Not sure who to ask?  You might ask a friend, or a co-worker, or a neighbor.  You might ask a pastor or a priest.  You might even ask someone you don’t know, like Lana and I did last week in New York, when we were visiting some churched there.  At one church, I sensed the man sitting next to me was truly “a believer.”  I could tell from his “Amens” that he not only believed in God, but he believed in the power of God.  So after the service, I asked if he would pray for us.  He was not only glad to pray, but he invited us to dinner, which we unfortunately had to decline because of our schedule.

At another church, we were talking to a man outside the church before the service.  Afterward, we reconnected again.  We asked if we could pray for him and then he returned the favor and prayed for us.

For years now, we’ve been asking for and benefiting from the prayers of others.  We’ve asked for prayer from family and friends, small groups and Sunday School classes.  We asked for prayer when we were single, when we were dating, when we got married, and when we started having children.

When Lana was diagnosed with cancer this year, she set up a blog to keep others updated and let them know how they could pray for us.  The effects have been tremendous already, as the prayers of others have given us an abundance of strength, wisdom, healing and encouragement.

If you’re going through a struggle in your life, you don’t have to go through it alone.  Enlist others to join you in your struggle by praying to God for you.  If you’re not sure who to ask for prayer, or just want to get some additional prayers from believers who love to pray, we have a special prayer page at The Ranch website setup just for that.  Just visit www.theranch.org to find it.

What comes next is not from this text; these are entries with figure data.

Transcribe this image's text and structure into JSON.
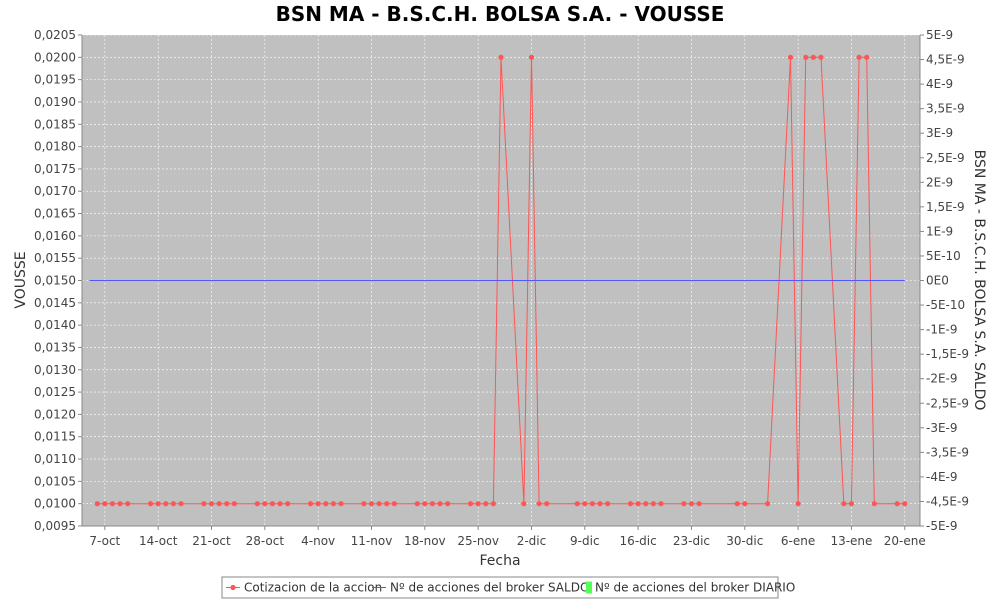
{
  "chart_data": {
    "type": "line",
    "title": "BSN MA - B.S.C.H. BOLSA S.A. - VOUSSE",
    "xlabel": "Fecha",
    "ylabel": "VOUSSE",
    "y2label": "BSN MA - B.S.C.H. BOLSA S.A. SALDO",
    "ylim": [
      0.0095,
      0.0205
    ],
    "y2lim": [
      -5e-09,
      5e-09
    ],
    "grid": true,
    "legend_position": "bottom",
    "colors": {
      "plot_background": "#c0c0c0",
      "grid": "#ffffff",
      "cotizacion": "#ff5555",
      "saldo": "#5555ff",
      "diario": "#55ff55"
    },
    "x_tick_labels": [
      "7-oct",
      "14-oct",
      "21-oct",
      "28-oct",
      "4-nov",
      "11-nov",
      "18-nov",
      "25-nov",
      "2-dic",
      "9-dic",
      "16-dic",
      "23-dic",
      "30-dic",
      "6-ene",
      "13-ene",
      "20-ene"
    ],
    "y_tick_labels": [
      "0,0095",
      "0,0100",
      "0,0105",
      "0,0110",
      "0,0115",
      "0,0120",
      "0,0125",
      "0,0130",
      "0,0135",
      "0,0140",
      "0,0145",
      "0,0150",
      "0,0155",
      "0,0160",
      "0,0165",
      "0,0170",
      "0,0175",
      "0,0180",
      "0,0185",
      "0,0190",
      "0,0195",
      "0,0200",
      "0,0205"
    ],
    "y2_tick_labels": [
      "-5E-9",
      "-4,5E-9",
      "-4E-9",
      "-3,5E-9",
      "-3E-9",
      "-2,5E-9",
      "-2E-9",
      "-1,5E-9",
      "-1E-9",
      "-5E-10",
      "0E0",
      "5E-10",
      "1E-9",
      "1,5E-9",
      "2E-9",
      "2,5E-9",
      "3E-9",
      "3,5E-9",
      "4E-9",
      "4,5E-9",
      "5E-9"
    ],
    "series": [
      {
        "name": "Cotizacion de la accion",
        "axis": "left",
        "x": [
          "6-oct",
          "7-oct",
          "8-oct",
          "9-oct",
          "10-oct",
          "13-oct",
          "14-oct",
          "15-oct",
          "16-oct",
          "17-oct",
          "20-oct",
          "21-oct",
          "22-oct",
          "23-oct",
          "24-oct",
          "27-oct",
          "28-oct",
          "29-oct",
          "30-oct",
          "31-oct",
          "3-nov",
          "4-nov",
          "5-nov",
          "6-nov",
          "7-nov",
          "10-nov",
          "11-nov",
          "12-nov",
          "13-nov",
          "14-nov",
          "17-nov",
          "18-nov",
          "19-nov",
          "20-nov",
          "21-nov",
          "24-nov",
          "25-nov",
          "26-nov",
          "27-nov",
          "28-nov",
          "1-dic",
          "2-dic",
          "3-dic",
          "4-dic",
          "8-dic",
          "9-dic",
          "10-dic",
          "11-dic",
          "12-dic",
          "15-dic",
          "16-dic",
          "17-dic",
          "18-dic",
          "19-dic",
          "22-dic",
          "23-dic",
          "24-dic",
          "29-dic",
          "30-dic",
          "2-ene",
          "5-ene",
          "6-ene",
          "7-ene",
          "8-ene",
          "9-ene",
          "12-ene",
          "13-ene",
          "14-ene",
          "15-ene",
          "16-ene",
          "19-ene",
          "20-ene"
        ],
        "values": [
          0.01,
          0.01,
          0.01,
          0.01,
          0.01,
          0.01,
          0.01,
          0.01,
          0.01,
          0.01,
          0.01,
          0.01,
          0.01,
          0.01,
          0.01,
          0.01,
          0.01,
          0.01,
          0.01,
          0.01,
          0.01,
          0.01,
          0.01,
          0.01,
          0.01,
          0.01,
          0.01,
          0.01,
          0.01,
          0.01,
          0.01,
          0.01,
          0.01,
          0.01,
          0.01,
          0.01,
          0.01,
          0.01,
          0.01,
          0.02,
          0.01,
          0.02,
          0.01,
          0.01,
          0.01,
          0.01,
          0.01,
          0.01,
          0.01,
          0.01,
          0.01,
          0.01,
          0.01,
          0.01,
          0.01,
          0.01,
          0.01,
          0.01,
          0.01,
          0.01,
          0.02,
          0.01,
          0.02,
          0.02,
          0.02,
          0.01,
          0.01,
          0.02,
          0.02,
          0.01,
          0.01,
          0.01
        ]
      },
      {
        "name": "Nº de acciones del broker SALDO",
        "axis": "right",
        "x": [
          "5-oct",
          "20-ene"
        ],
        "values": [
          0,
          0
        ]
      },
      {
        "name": "Nº de acciones del broker DIARIO",
        "axis": "right",
        "x": [],
        "values": []
      }
    ]
  }
}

By the way, the apostle Paul did eventually make it to Rome, just as he had asked the Romans to pray for him.

It may not have been exactly the way he expected, or the timing he expected, but he did get there, through God’s strength—and the prayers of others.  As Luke recorded in the last chapter of the book of Acts:

“When we got to Rome, Paul was allowed to live by himself, with a soldier to guard him… For two whole years Paul stayed there in his own rented house and welcomed all who came to see him. Boldly and without hindrance he preached the kingdom of God and taught about the Lord Jesus Christ” (Acts 28:30-31).

God answers prayer, and He loves when we enlist others to pray with us.

Will you pray with me?

Father, thank You for showing us the value of enlisting others to pray for us.  Help us to reach out to others when we’re struggling so that we won’t become weaker and weaker, but grow stronger and stronger each day through Your strength.  In Jesus’ name, Amen.

Questions for Reflection

1. Read Romans 15:30-33.  What are some reasons people might be hesitant to ask for prayer?

2. What difference could it make if you enlisted others to pray for you?

3. In what areas are you struggling right now where you could ask others to pray for you?

4. Who are some specific people that might be willing to pray for you?